Emotion in the AIr
In his famous novel Le dernier jour d’un condamné, Victor Hugo shares that “words fail emotions”. Often subtle in their expression, sometimes difficult to define but essential, emotions are a driving force in non-verbal communication.
“The character of the human voice, under the influence of various emotions, has been discussed by Mr. Herbert Spencer in his essay on Music. He clearly shows that the voice alters much under different conditions, in loudness and in quality, that is, in resonance and timbre, pitch and intervals.”, C.Darwin.
The above passage proves the variety of non-verbal language and all its possibilities. It contributes to making communication rich in nuances, and being deprived of it makes interacting with others significantly harder.
Being able to identify the emotional state of your interlocutor allows you to easily be on the same page. It means understanding what the person is sensitive to. It’s giving yourself the opportunity to suggest them an idea and let it germinate until it matures. This is an undeniable position of strength, but one that is sometimes lacking in jobs such as telemarketing, where the distance from the interlocutor makes the task more complex.

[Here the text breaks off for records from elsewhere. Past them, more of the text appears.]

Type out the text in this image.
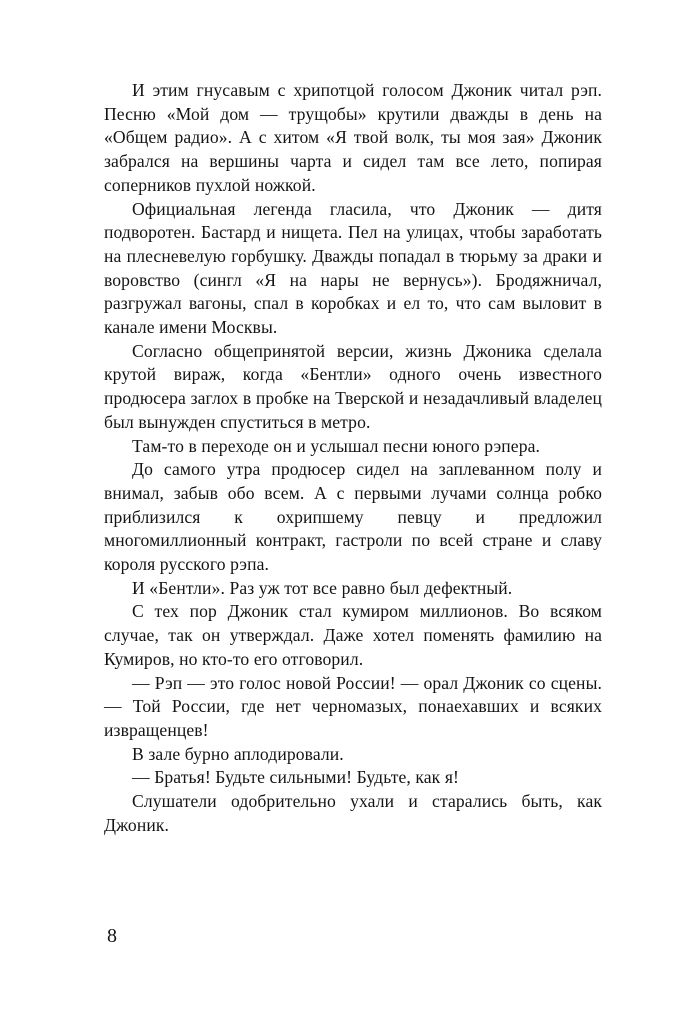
И этим гнусавым с хрипотцой голосом Джоник читал рэп. Песню «Мой дом — трущобы» крутили дважды в день на «Общем радио». А с хитом «Я твой волк, ты моя зая» Джоник забрался на вершины чарта и сидел там все лето, попирая соперников пухлой ножкой.

Официальная легенда гласила, что Джоник — дитя подворотен. Бастард и нищета. Пел на улицах, чтобы заработать на плесневелую горбушку. Дважды попадал в тюрьму за драки и воровство (сингл «Я на нары не вернусь»). Бродяжничал, разгружал вагоны, спал в коробках и ел то, что сам выловит в канале имени Москвы.

Согласно общепринятой версии, жизнь Джоника сделала крутой вираж, когда «Бентли» одного очень известного продюсера заглох в пробке на Тверской и незадачливый владелец был вынужден спуститься в метро.

Там-то в переходе он и услышал песни юного рэпера.

До самого утра продюсер сидел на заплеванном полу и внимал, забыв обо всем. А с первыми лучами солнца робко приблизился к охрипшему певцу и предложил многомиллионный контракт, гастроли по всей стране и славу короля русского рэпа.

И «Бентли». Раз уж тот все равно был дефектный.

С тех пор Джоник стал кумиром миллионов. Во всяком случае, так он утверждал. Даже хотел поменять фамилию на Кумиров, но кто-то его отговорил.

— Рэп — это голос новой России! — орал Джоник со сцены. — Той России, где нет черномазых, понаехавших и всяких извращенцев!

В зале бурно аплодировали.

— Братья! Будьте сильными! Будьте, как я!

Слушатели одобрительно ухали и старались быть, как Джоник.

8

One branch of machine learning focuses on the development of models capable of responding to this problem: SER (Speech Emotion Recognition). These models are evaluated on their ability to identify an emotional state in an oral speech independently of its content. The most common approach in the state of the art is supervised learning based on frequency analysis: train a model on spectrograms from labeled audio files.
Some people talk more, others less. Some calls are made in the quiet, others in the omnipresent hubbub of the great Parisian boulevards. Therefore, it is common to standardize the length of the audios processed by SER models and to use data augmentation techniques to teach the models to handle noisy data: randomly distributing noise on the obtained spectrograms in order to train on a larger dataset less prone to bias.
However, this approach is not without flaws and has its pitfalls. Research at Quant showed that SER models generalize poorly and struggle to produce results that are better than random on new data. Because it is resource intensive to process a large number of audio files, it is common for SER approaches to focus on a single dataset. However, for similar labeling, the most used SER datasets (CREMA-D, RAVDESS, TESS, SAVEE…) have notable differences in the way emotions are expressed: creation of biases by repetition of the same sentence (TESS, RAVDESS), strong British accent (SAVEE), time offset (RAVDESS), poor recognition rates by actual people (CREMA-D), and overall different ways of speaking and expressing the same emotions. These biases lead to significant dataset-to-dataset differences in extracted features, and applying correction techniques comes at the cost of important information loss. Speech emotion recognition in general needs to be approached from a different angle. State-of-the-art SER models simply fail to capture the core differences between emotions: it just doesn’t work.
Nonetheless, they give promising results when predicting emotion intensity and nuance! Our testing showed that these models perform surprisingly well when used not to predict your emotional state, but to notice subtle differences in the expression of similar emotions. And if someday in the future you come back home just that much sadder than usual and slightly anxious, your family won’t notice, but an SER model absolutely will.